Medellín, 29 de diciembre de 2017.
Desde hace un par de meses Sevilla, mi perra, y yo tenemos un nuevo espacio por el que adelantamos nuestras caminatas matutinas. Lo he llamado La calle ancha, lugar que recorremos entre las seis y media y las ocho de la mañana todos los días.
Este nuevo recorrido tiene una particularidad que lo hace bastante diferente a nuestros otros espacios. Las compañeras de ruta.
A esa hora llegan las empleadas que trabajan en las unidades residenciales de la zona y Sevilla y yo hemos aprendido a disfrutar de ese desfile digno de cualquier pasarela internacional por su colorido y el sello personal de cada una de ellas. Para nosotras, La calle ancha, es más que un espacio para caminar, es una pasarela maravillosa en la que cada día disfrutamos de un desfile espontáneo y bellamente natural.
Hay modelos de todas las edades y eso por momentos resulta doloroso. Ese primer grupo de las señoras mayores, que caminan apresuradas para llegar a tiempo a su trabajo, son las que me cuestionan, me ponen de pelea con la vida y con esta sociedad en la que señoras llenas de canas tienen la obligación de ir a poner divina una casa ajena para que su familia pueda comer. Ellas generalmente van de café. Vestidas entre el café y los grises ellas, aunque ya nos reconocen, pocas veces nos saludan.

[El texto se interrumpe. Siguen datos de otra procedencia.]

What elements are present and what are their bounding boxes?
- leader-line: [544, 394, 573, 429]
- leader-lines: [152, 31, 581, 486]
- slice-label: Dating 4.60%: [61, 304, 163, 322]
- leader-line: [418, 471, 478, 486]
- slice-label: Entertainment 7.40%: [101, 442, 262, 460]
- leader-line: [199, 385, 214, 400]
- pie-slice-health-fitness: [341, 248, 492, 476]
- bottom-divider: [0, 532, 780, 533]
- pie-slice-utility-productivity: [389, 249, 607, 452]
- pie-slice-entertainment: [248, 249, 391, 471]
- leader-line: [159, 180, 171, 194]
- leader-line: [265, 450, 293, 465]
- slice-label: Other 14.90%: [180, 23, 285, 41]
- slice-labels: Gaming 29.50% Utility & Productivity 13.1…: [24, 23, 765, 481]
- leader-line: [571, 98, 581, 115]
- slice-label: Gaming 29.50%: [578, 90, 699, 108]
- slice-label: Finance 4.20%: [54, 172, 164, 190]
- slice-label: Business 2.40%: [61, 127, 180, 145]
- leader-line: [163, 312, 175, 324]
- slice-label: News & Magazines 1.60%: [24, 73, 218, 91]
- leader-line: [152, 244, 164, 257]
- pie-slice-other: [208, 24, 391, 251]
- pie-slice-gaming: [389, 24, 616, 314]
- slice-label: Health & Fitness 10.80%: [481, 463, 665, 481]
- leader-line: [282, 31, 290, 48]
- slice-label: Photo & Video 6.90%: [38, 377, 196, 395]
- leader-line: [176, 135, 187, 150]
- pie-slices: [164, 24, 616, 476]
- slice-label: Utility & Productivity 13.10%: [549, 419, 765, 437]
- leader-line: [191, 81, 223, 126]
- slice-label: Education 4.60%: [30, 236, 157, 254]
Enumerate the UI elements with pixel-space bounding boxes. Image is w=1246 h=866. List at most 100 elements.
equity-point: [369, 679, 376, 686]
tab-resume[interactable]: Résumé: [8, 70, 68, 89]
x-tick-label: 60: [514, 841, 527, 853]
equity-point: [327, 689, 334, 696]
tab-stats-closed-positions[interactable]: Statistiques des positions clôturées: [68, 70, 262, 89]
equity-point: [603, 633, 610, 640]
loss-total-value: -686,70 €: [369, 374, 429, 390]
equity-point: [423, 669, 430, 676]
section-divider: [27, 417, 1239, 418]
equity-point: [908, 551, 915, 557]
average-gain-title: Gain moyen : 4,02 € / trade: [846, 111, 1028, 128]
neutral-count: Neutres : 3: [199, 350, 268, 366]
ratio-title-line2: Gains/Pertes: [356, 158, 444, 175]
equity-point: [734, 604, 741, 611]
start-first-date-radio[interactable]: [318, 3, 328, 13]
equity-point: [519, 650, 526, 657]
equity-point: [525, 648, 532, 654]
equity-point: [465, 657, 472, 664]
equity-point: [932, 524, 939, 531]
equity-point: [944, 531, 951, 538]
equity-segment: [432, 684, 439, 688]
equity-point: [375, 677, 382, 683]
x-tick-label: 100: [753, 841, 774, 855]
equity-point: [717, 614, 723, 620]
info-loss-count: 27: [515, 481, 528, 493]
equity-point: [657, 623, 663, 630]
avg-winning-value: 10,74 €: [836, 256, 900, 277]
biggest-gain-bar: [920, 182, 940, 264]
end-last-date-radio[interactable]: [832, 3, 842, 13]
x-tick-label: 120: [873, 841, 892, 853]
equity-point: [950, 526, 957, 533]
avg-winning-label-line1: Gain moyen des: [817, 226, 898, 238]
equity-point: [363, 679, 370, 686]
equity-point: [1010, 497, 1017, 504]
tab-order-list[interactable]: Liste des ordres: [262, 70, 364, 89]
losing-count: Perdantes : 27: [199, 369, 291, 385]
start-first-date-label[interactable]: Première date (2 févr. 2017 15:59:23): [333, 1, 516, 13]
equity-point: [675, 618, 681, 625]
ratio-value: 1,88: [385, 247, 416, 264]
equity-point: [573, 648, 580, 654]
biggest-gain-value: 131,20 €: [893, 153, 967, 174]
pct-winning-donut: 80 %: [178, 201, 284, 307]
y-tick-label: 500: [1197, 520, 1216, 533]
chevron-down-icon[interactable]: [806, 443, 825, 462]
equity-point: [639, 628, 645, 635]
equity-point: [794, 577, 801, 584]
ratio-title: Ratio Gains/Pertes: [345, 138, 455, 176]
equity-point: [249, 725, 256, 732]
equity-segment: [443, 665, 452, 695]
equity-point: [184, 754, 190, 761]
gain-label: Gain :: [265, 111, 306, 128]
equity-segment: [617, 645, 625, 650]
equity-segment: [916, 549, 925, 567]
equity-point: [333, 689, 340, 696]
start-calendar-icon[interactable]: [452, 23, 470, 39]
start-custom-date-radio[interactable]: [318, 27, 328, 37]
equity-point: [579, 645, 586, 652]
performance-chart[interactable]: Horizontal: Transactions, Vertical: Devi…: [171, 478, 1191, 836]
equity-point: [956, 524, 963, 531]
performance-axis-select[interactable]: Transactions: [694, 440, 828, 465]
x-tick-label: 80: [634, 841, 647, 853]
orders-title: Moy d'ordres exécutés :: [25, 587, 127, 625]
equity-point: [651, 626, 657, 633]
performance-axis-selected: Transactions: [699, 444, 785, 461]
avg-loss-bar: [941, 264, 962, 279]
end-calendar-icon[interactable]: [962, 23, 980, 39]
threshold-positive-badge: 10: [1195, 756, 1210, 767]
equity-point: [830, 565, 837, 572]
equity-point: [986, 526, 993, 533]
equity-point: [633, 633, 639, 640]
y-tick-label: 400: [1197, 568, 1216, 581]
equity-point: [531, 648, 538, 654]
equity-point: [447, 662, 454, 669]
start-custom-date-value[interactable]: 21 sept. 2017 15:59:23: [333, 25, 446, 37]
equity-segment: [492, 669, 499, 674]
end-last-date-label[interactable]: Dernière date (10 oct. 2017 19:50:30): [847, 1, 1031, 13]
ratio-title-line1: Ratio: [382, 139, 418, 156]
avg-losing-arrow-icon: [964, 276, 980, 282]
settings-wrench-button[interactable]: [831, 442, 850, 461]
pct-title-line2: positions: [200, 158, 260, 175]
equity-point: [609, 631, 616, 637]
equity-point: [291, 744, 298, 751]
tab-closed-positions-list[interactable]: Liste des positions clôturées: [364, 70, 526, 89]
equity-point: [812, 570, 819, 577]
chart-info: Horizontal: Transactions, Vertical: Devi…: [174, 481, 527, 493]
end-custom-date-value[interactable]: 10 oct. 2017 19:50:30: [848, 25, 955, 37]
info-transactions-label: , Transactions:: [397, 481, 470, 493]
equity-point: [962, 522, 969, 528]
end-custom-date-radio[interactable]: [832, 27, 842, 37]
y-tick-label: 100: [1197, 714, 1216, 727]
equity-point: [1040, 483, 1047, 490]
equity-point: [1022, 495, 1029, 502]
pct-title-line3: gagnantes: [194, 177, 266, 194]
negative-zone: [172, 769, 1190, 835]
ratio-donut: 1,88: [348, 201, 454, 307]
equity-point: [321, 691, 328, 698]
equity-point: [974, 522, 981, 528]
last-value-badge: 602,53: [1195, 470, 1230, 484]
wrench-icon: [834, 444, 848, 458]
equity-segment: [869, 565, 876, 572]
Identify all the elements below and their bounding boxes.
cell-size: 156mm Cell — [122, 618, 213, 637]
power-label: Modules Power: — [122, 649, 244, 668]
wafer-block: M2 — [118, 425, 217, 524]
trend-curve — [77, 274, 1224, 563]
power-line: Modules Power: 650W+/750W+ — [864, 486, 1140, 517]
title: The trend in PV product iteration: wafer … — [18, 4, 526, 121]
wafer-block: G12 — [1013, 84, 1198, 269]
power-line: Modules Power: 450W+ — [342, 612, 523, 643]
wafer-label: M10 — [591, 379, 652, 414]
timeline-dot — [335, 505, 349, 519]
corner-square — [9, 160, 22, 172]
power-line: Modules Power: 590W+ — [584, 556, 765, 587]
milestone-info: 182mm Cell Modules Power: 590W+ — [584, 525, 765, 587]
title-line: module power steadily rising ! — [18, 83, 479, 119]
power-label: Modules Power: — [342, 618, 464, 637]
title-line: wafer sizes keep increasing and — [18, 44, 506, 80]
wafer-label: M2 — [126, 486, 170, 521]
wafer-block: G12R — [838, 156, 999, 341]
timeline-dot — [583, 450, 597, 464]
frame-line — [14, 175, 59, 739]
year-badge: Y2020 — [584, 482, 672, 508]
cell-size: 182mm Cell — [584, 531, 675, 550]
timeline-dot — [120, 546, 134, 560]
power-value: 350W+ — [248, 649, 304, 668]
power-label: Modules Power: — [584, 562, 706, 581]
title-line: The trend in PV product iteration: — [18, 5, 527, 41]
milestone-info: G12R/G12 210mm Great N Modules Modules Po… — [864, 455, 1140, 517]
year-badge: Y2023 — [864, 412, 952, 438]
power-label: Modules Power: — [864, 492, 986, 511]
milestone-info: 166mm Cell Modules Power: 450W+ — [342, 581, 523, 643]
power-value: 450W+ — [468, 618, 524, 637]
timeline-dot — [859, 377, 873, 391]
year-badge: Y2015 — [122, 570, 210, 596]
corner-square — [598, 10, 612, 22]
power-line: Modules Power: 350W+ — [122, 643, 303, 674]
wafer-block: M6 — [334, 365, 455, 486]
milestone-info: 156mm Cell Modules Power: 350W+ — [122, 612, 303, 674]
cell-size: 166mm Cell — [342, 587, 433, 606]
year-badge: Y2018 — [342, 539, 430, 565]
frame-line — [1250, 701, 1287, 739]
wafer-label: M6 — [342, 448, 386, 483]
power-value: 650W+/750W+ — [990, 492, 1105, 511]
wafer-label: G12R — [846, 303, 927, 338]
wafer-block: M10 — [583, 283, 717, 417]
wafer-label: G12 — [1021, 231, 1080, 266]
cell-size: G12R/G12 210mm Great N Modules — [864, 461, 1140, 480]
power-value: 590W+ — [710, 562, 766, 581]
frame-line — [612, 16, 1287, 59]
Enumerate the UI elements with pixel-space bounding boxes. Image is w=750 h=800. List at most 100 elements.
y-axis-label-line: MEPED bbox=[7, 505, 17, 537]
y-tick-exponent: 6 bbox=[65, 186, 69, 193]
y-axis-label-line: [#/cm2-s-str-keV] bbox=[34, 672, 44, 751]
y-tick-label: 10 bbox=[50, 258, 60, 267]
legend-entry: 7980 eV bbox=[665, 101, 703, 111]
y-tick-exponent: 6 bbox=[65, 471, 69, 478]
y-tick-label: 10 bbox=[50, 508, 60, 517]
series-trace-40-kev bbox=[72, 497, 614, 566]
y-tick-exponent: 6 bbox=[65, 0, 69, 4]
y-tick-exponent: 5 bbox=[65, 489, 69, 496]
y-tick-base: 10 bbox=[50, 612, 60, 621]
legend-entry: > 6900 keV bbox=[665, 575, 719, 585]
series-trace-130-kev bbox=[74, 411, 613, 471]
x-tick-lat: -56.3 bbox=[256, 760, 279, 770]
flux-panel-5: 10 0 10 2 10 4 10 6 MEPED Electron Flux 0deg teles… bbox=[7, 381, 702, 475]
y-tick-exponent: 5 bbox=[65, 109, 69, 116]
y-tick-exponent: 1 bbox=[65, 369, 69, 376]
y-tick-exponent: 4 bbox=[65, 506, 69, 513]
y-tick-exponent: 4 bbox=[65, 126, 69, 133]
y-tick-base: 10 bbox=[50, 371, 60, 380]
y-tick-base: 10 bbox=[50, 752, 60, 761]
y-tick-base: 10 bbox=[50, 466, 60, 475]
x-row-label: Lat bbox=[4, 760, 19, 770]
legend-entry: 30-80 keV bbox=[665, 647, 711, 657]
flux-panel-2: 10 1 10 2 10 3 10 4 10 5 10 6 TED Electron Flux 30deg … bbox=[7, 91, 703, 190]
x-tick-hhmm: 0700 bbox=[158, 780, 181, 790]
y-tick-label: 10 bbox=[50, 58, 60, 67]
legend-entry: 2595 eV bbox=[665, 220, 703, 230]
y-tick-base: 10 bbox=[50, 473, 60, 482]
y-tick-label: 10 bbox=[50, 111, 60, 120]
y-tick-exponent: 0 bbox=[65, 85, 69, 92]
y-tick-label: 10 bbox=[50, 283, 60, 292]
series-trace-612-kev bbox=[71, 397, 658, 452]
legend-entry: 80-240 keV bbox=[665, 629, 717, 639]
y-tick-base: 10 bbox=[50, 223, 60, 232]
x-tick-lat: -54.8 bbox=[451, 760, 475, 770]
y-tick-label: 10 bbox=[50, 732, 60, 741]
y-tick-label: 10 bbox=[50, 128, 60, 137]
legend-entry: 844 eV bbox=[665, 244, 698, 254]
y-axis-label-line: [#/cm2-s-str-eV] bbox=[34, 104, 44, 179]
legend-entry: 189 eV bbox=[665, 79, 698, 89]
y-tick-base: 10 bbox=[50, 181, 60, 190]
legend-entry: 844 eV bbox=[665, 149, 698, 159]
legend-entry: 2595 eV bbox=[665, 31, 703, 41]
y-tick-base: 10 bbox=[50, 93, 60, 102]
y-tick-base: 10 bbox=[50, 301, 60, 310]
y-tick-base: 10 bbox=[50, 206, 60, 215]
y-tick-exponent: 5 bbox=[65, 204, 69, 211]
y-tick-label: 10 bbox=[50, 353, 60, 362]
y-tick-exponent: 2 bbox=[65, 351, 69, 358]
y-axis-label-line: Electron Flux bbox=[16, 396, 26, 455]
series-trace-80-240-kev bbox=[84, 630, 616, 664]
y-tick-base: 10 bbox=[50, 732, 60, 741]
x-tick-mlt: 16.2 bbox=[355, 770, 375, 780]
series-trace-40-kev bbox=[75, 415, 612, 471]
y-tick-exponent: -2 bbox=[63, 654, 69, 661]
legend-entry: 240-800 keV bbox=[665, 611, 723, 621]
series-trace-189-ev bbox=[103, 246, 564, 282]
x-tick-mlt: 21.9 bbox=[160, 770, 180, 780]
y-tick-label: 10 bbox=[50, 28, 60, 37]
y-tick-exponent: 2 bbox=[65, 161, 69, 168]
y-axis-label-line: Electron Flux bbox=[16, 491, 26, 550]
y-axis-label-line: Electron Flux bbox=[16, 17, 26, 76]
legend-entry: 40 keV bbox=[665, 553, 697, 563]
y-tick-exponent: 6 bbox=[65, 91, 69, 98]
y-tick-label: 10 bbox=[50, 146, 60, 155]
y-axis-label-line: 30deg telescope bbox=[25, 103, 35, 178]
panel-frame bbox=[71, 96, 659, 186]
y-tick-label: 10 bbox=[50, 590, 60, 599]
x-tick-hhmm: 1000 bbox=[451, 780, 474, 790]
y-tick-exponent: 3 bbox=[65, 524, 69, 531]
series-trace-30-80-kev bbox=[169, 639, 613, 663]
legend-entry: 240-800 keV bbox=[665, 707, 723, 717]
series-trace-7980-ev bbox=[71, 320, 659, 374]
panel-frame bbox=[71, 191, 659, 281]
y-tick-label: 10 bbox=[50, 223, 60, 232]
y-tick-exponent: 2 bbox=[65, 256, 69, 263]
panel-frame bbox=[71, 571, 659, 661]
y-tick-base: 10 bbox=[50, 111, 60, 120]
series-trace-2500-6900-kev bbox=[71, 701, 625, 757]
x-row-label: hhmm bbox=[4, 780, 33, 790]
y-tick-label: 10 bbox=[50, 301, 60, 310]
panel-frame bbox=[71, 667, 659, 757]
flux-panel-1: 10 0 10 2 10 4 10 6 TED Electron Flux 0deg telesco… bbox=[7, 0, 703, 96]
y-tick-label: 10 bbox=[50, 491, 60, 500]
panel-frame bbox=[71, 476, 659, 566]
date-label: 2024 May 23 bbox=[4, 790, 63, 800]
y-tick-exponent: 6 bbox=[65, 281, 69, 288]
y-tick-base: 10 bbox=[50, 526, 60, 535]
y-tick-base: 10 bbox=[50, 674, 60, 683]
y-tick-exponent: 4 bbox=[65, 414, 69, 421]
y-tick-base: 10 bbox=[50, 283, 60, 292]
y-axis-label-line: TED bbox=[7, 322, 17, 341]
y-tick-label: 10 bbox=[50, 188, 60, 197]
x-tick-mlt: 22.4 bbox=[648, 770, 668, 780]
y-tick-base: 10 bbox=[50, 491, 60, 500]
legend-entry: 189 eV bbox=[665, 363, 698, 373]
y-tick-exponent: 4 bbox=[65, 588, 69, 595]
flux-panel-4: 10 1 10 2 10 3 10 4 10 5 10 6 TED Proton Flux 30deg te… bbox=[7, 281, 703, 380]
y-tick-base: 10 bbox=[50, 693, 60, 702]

El siguiente grupo que sobresale en esta pasarela es el de las mujeres jóvenes, rellenitas, vestidas con ropa muy ajustada que permiten ver sus gorditos sin ningún pudor. Ellas van de rosa, de blanco, de rojo y de sandalias. Muy maquilladas y bien peinadas. Sus buenos días, aunque tímidos, son amables y no permiten descubrir qué hay detrás de cada una de sus vidas. Parecen vidas tranquilas pero es algo que no me atrevería a jurar.
Mis favoritas son las negras. Generalmente vienen en pequeños grupos contándose historias y riéndose de la vida… Son las únicas que buscan mi mirada desde la distancia y saludan con voz fuerte y segura. Ellas no tienen color, los tienen todos y todo les queda divino. Vienen perfumadas, muy arregladas y sobre todo, muy contentas. A ellas las envidio pues con seguridad no tienen la vida perfecta y por eso son las más difíciles de leer.
También hay un grupo que desde mi particular visión, son las que intentan pasar desapercibidas. Solo que yo llevo un tiempo observándolas y por eso he logrado identificarlas. Son mujeres de mediana edad. Tranquilas. Sin colores llamativos en su ropa. Bien peinadas y con algo de maquillaje pero nada más. No caminan ni rápido ni despacio. Van escuchando música en su celular y si, ya nos reconocen pero simplemente no les da la gana de saludar. Van en su mundo y el hecho de vernos todos los días no les genera ningún vínculo que las obligue a saludarme así que cuando nuestras miradas se encuentran ellas simplemente miran hacia otro lado. La mujer esta con la perrita les da igual. El recorrido para llegar a su trabajo es el mismo con o sin nosotras y el día que no estemos no lo notarán.
Muchas saludan, si. Muy efusivas, si, pero ninguna cruza esa línea invisible que supuestamente existe entre nosotras. Ninguna se acerca a acariciar a Sevilla a pesar de mirarla con cariñito. Las saludo con amabilidad extrema para tratar de que entiendan que esa línea no existe pero no lo he logrado y por eso esta mañana cuando no las vi, cuando por fin pudieron descansar porque a muchas las vemos incluso los domingos, las extrañé y siento que uno de los muchos fracasos de este año es no haber logrado que entendieran que no hay líneas. Que su trabajo es tan valioso que lo admiro y lo respeto en extremo. Que el hecho de que yo vaya caminando con mi perra mientras ellas van hacia su trabajo, no significa que no tenga que buscarme la vida igual que ellas.
Ellas no estaban y yo las extrañé. No es lo mismo caminar sin su compañía. Ellas no estaban y lo único que deseo es que en cada una de esas casas a las que no llegaron hoy, las extrañen, las valoren y respeten.